Kalashnikov-wielding gunmen killed at least 20 foreign tourists in a brazen attack Wednesday on Tunisia's national museum before being killed in a police assault, officials said.
Polish, Italian, German and Spanish tourists were among the dead, Prime Minister Habib Essid said, adding that two gunmen had been killed.
A Tunisian national and a policeman were also reported dead.
Essid said the gunmen, dressed in military uniforms, opened fire on the tourists as they were disembarking from a bus and chased them inside the museum.
Health Minister Said Aidi told reporters that 38 others had been wounded in the attack, including citizens of France, South Africa, Poland, Italy and Japan.
The attack appeared to be the worst on foreigners in Tunisia since an Al-Qaeda suicide bombing on a synagogue killed 14 Germans, two French and five Tunisians on the island of Djerba in 2002.
Some officials, including French Prime Minister Manuel Valls, had said hostages were taken at the museum but this was not confirmed by Tunisian authorities.
There was no immediate claim of responsibility for the attack but Tunisia -- the birthplace of the Arab Spring revolutionary movement -- has struggled to tackle a rise in attacks from Islamist extremists.
Interior ministry spokesman Mohamed Ali Aroui told reporters that "two or more terrorists armed with Kalashnikovs" had targeted the Bardo National Museum next to the Tunisian parliament.
- 'Enormous panic' -
Aroui said about 100 tourists had been inside the museum at the time of the attack.
He said "anti-terrorist units" had entered the museum but refused to confirm reports of a hostage taking.
In Brussels, Valls said he condemned "this terrorist attack in the strongest terms", adding that there had been a "hostage taking".

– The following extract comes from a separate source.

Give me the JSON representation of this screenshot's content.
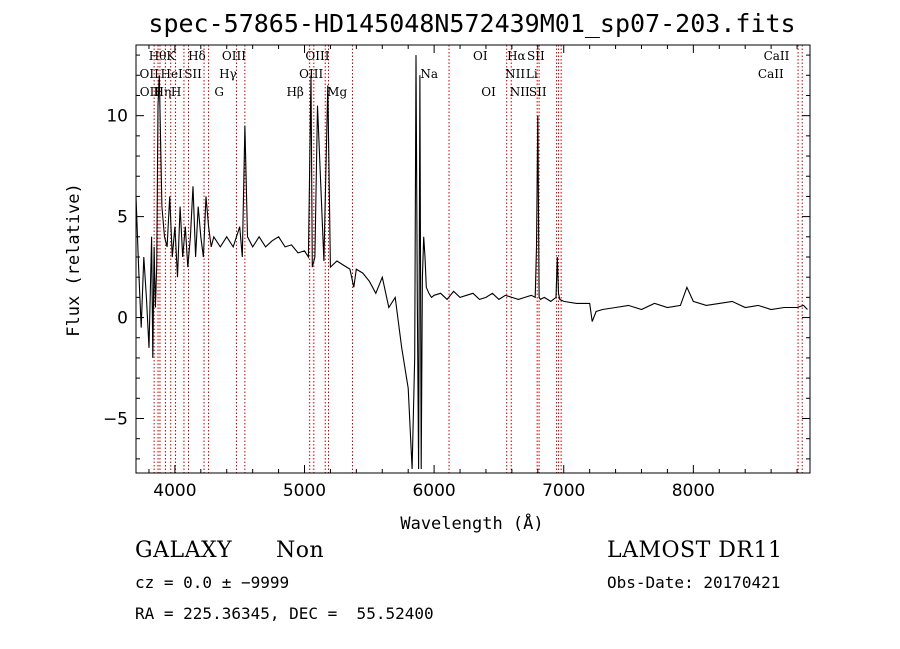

French President Francois Hollande also expressed his country's "solidarity" with Tunisia, a former French colony.
President Beji Caid Essebsi was to make a public statement to the nation, spokesman Moez Sinaoui told AFP.
The Bardo National Museum, a famed repository of ancient artefacts, is next door to Tunisia's parliament, where work was suspended during the attack.
An Islamist lawmaker, Monia Brahim, told AFP that gunfire from the initial assault prompted parliamentary committees to suspend their meetings as lawmakers were ordered to assemble in the main chamber.
"There was enormous panic," another lawmaker, Sayida Ounissi, wrote on Twitter, saying the attack took place during hearings on Tunisia's anti-terrorism law.
Tunisia has seen an upsurge in Islamist extremism since the 2011 revolution that ousted longtime strongman Zine El Abidine Ben Ali.
Dozens of police and military personnel have been killed or wounded in attacks blamed on Islamist militants.
- Increasing radicalisation -
An army offensive against the jihadists, who are linked to Al-Qaeda in the Islamic Maghreb, has been underway since 2012 but the ground and air campaign has failed to eliminate them.
The country is also fighting against the radicalisation of Muslim youth, with authorities saying as many as 3,000 Tunisians have gone to Iraq, Syria and neighbouring Libya to fight in jihadist ranks, including with the Islamic State group.
Some 500 are now believed to have returned to Tunisia.
Essebsi said the government's "top priority" is "providing security and the battle against terrorism" after it took office last month following Tunisia's first free elections.
Tunisia kicked off the Arab Spring with its overthrow of Ben Ali and, despite the continued unrest, has taken pride in forming a stable and democratic government.
The country is hoping to rebuild its once-burgeoning tourism industry, which is struggling to recover from the effects of the 2011 revolution.
Tourist arrivals dropped by three percent last year.
The Bardo museum, renowned for its exceptional collection of ancient mosaics, is a significant draw and opened a new wing in 2012 following a major facelift.
It boasts objects from prehistory, the Phoenician period and Punic and Numidian times, as well as Roman, Christian and Islamic artifacts.
Its curator had described it as "the flagship" of Tunisia's heritage.
Housed in a former palace dating from the 19th century, the museum greeted hundreds of thousands of visitors every year before the revolution. In 2011 the number dropped to about 100,000 but attendance had been recovering.